Un jour, Gabriel m’a dit : « Je me suis renseigné pour les yeux de la petite. Il faut l’emmener à Grenoble. » C’est comme ça qu’elle a appris qu’elle s’appelait Wieck. L’occuliste a rempli la feuille pour ses nouvelles lunettes et il a dit : « Éliane Wieck. » Ma fille n’a rien dit tout de suite. Elle a simplement pris la feuille plus vite que moi et l’a regardée.
On est allé tous les trois déjeuner dans un restaurant près d’un parc, à Grenoble, et elle a demandé : « Pourquoi je ne porte pas le même nom que mon papa ? » Il y avait un chien, un berger, qui était tout le temps après elle, dans ce restaurant. Elle lui donnait des bouts de viande sous la table. Gabriel a dit : « C’est à cause de la guerre. Je t’expliquerai plus tard. Mais c’est pareil. » J’ai compris, en voyant le regard de ma fille, que Dieu avait commencé de m’envoyer d’autres épreuves, pour me punir de mes péchés. Elle a répondu, en calculant vite : « La guerre était finie depuis longtemps quand je suis née. » On a continué notre repas, et Gabriel, qui était malheureux, a pris à partie le serveur à cause de l’addition, pour se disputer, pour faire n’importe quoi. Éliane ne disait rien. On pouvait penser, si on ne la connaissait pas, qu’elle ne s’occupait que du chien de berger, qui ne la quittait plus. Et puis, Gabriel a répété : « Je t’expliquerai, ça n’a pas d’importance. » Elle l’a regardé en bougeant la tête pour dire oui, elle voulait le croire, personne n’a jamais vu une telle volonté de croire et que rien ne change dans les yeux d’une petite fille.

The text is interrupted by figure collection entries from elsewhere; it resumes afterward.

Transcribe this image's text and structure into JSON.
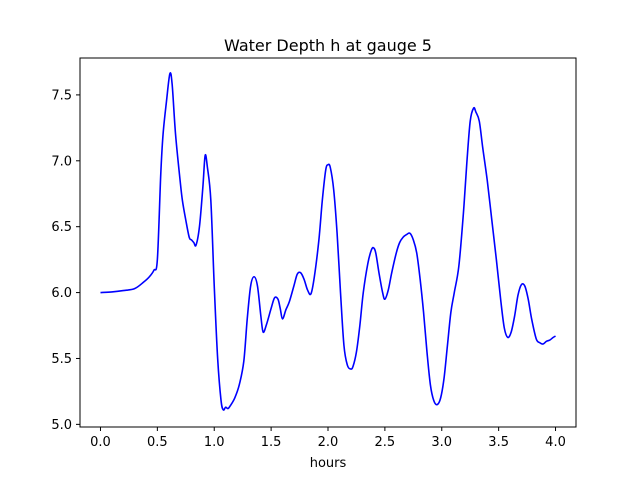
{
  "chart_data": {
    "type": "line",
    "title": "Water Depth h at gauge 5",
    "xlabel": "hours",
    "ylabel": "",
    "xlim": [
      -0.18,
      4.18
    ],
    "ylim": [
      4.98,
      7.78
    ],
    "grid": false,
    "x_ticks": [
      {
        "value": 0.0,
        "label": "0.0"
      },
      {
        "value": 0.5,
        "label": "0.5"
      },
      {
        "value": 1.0,
        "label": "1.0"
      },
      {
        "value": 1.5,
        "label": "1.5"
      },
      {
        "value": 2.0,
        "label": "2.0"
      },
      {
        "value": 2.5,
        "label": "2.5"
      },
      {
        "value": 3.0,
        "label": "3.0"
      },
      {
        "value": 3.5,
        "label": "3.5"
      },
      {
        "value": 4.0,
        "label": "4.0"
      }
    ],
    "y_ticks": [
      {
        "value": 5.0,
        "label": "5.0"
      },
      {
        "value": 5.5,
        "label": "5.5"
      },
      {
        "value": 6.0,
        "label": "6.0"
      },
      {
        "value": 6.5,
        "label": "6.5"
      },
      {
        "value": 7.0,
        "label": "7.0"
      },
      {
        "value": 7.5,
        "label": "7.5"
      }
    ],
    "series": [
      {
        "color": "#0000ff",
        "x": [
          0.0,
          0.1,
          0.2,
          0.3,
          0.38,
          0.43,
          0.47,
          0.5,
          0.53,
          0.55,
          0.58,
          0.61,
          0.63,
          0.66,
          0.7,
          0.72,
          0.75,
          0.78,
          0.8,
          0.82,
          0.84,
          0.87,
          0.9,
          0.92,
          0.94,
          0.97,
          1.0,
          1.03,
          1.06,
          1.08,
          1.1,
          1.12,
          1.14,
          1.18,
          1.22,
          1.26,
          1.29,
          1.32,
          1.35,
          1.38,
          1.41,
          1.43,
          1.46,
          1.5,
          1.53,
          1.56,
          1.58,
          1.6,
          1.63,
          1.66,
          1.7,
          1.73,
          1.76,
          1.79,
          1.82,
          1.85,
          1.88,
          1.92,
          1.95,
          1.98,
          2.0,
          2.02,
          2.05,
          2.08,
          2.11,
          2.14,
          2.17,
          2.2,
          2.22,
          2.25,
          2.28,
          2.31,
          2.35,
          2.38,
          2.4,
          2.42,
          2.45,
          2.48,
          2.5,
          2.53,
          2.56,
          2.6,
          2.63,
          2.66,
          2.69,
          2.72,
          2.75,
          2.78,
          2.81,
          2.84,
          2.87,
          2.9,
          2.93,
          2.96,
          2.99,
          3.02,
          3.05,
          3.08,
          3.11,
          3.15,
          3.19,
          3.22,
          3.25,
          3.28,
          3.3,
          3.33,
          3.36,
          3.4,
          3.44,
          3.48,
          3.52,
          3.55,
          3.58,
          3.61,
          3.64,
          3.67,
          3.7,
          3.73,
          3.76,
          3.79,
          3.83,
          3.86,
          3.89,
          3.92,
          3.95,
          3.98,
          4.0
        ],
        "y": [
          6.0,
          6.005,
          6.015,
          6.03,
          6.08,
          6.12,
          6.17,
          6.25,
          6.9,
          7.2,
          7.45,
          7.66,
          7.58,
          7.2,
          6.85,
          6.7,
          6.55,
          6.42,
          6.4,
          6.38,
          6.36,
          6.5,
          6.8,
          7.04,
          6.95,
          6.7,
          6.05,
          5.5,
          5.18,
          5.11,
          5.13,
          5.12,
          5.14,
          5.2,
          5.3,
          5.48,
          5.8,
          6.05,
          6.12,
          6.05,
          5.82,
          5.7,
          5.76,
          5.88,
          5.96,
          5.95,
          5.88,
          5.8,
          5.87,
          5.93,
          6.05,
          6.14,
          6.15,
          6.1,
          6.02,
          5.99,
          6.12,
          6.4,
          6.7,
          6.93,
          6.97,
          6.95,
          6.78,
          6.45,
          6.0,
          5.6,
          5.45,
          5.42,
          5.44,
          5.55,
          5.75,
          6.0,
          6.22,
          6.32,
          6.34,
          6.3,
          6.14,
          6.0,
          5.95,
          6.02,
          6.15,
          6.3,
          6.38,
          6.42,
          6.44,
          6.45,
          6.4,
          6.3,
          6.1,
          5.85,
          5.55,
          5.3,
          5.18,
          5.15,
          5.2,
          5.35,
          5.6,
          5.85,
          6.0,
          6.2,
          6.6,
          6.98,
          7.3,
          7.4,
          7.37,
          7.3,
          7.1,
          6.85,
          6.55,
          6.25,
          5.93,
          5.73,
          5.66,
          5.7,
          5.82,
          5.98,
          6.06,
          6.05,
          5.95,
          5.8,
          5.65,
          5.62,
          5.61,
          5.63,
          5.64,
          5.66,
          5.67
        ]
      }
    ]
  }
}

Gabriel a dit : « Venez. On s’en va, on va manquer le train. »
On est rentré tard à la maison et la petite, qui n’avait plus dit un mot depuis le restaurant, est allée droit dans la chambre que Gabriel lui avait faite dans la réserve. Gabriel est allé la voir et il est resté longtemps à lui parler. Il est revenu dans notre chambre avec les yeux rouges, en disant : «Je vais la reconnaître, maintenant. On a le droit. » Il s’est couché. J’ai réfléchi pendant plus d’une demi-heure. Ensuite, je lui ai dit : « Tu pourrais la reconnaître si je disais que c’est vrai. Mais ce n’est pas vrai. D’une manière ou d’une autre, elle devra apprendre la vérité. Je la lui dirai quand elle sera grande. » Gabriel a répondu : « Tu veux la garder pour toi, tu ne veux pas la laisser être ma fille, voilà la vérité. » Ce n’était pas aussi simple dans ma tête, mais il avait raison. La petite avait dix ans, moi trente-huit. J’avais fait l’amour avec d’autres hommes que Gabriel depuis qu’elle était née. Je ne savais plus ce que serait l’avenir.

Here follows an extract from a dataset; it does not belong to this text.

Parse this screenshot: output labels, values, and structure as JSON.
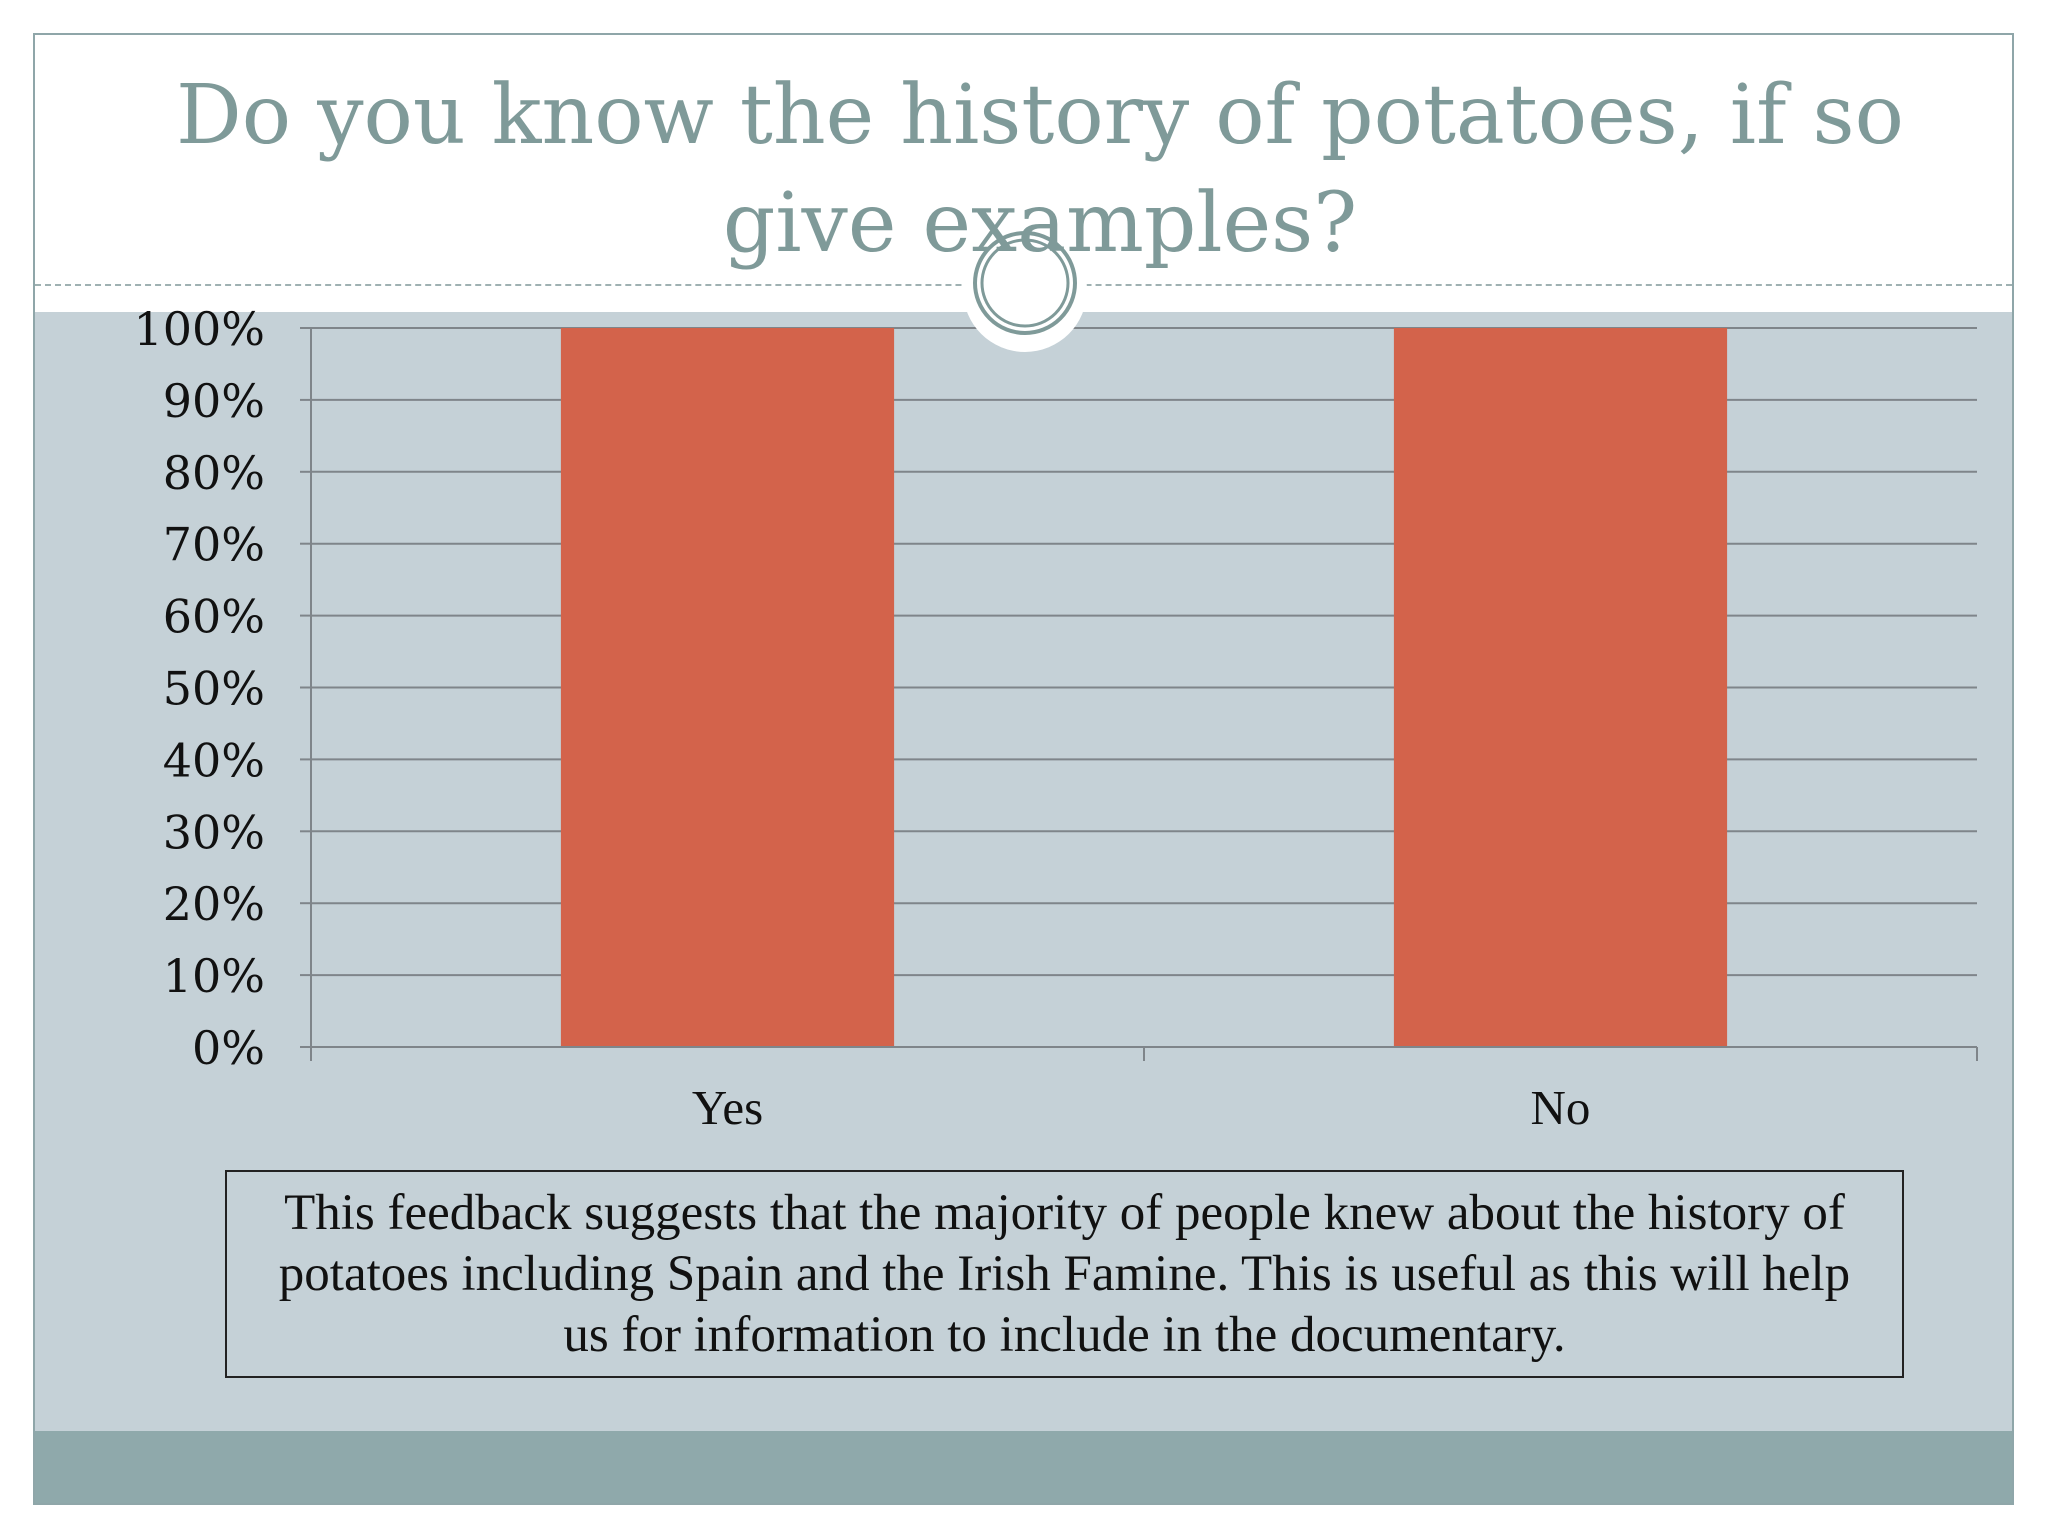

Ensuite, j’ai toujours refusé qu’il la reconnaisse. Cela n’aurait rien arrangé de toute façon. Il était toujours son papa, et elle s’accrochait à lui, quelquefois, avec plus de force qu’avant. Mais c’était comme si l’angoisse de ce qu’elle allait apprendre un jour était en elle. C’est de ce moment — le voyage à Grenoble — qu’elle n’a plus rien fait à l’école et qu’elle a commencé à se ronger les ongles. A treize ans, quatorze ans, elle voulait mettre du rouge à lèvres. Gabriel disait, en baissant la tête : « Laisse-la faire, tu en mettais bien, toi. » C’est moi qui devais l’empêcher.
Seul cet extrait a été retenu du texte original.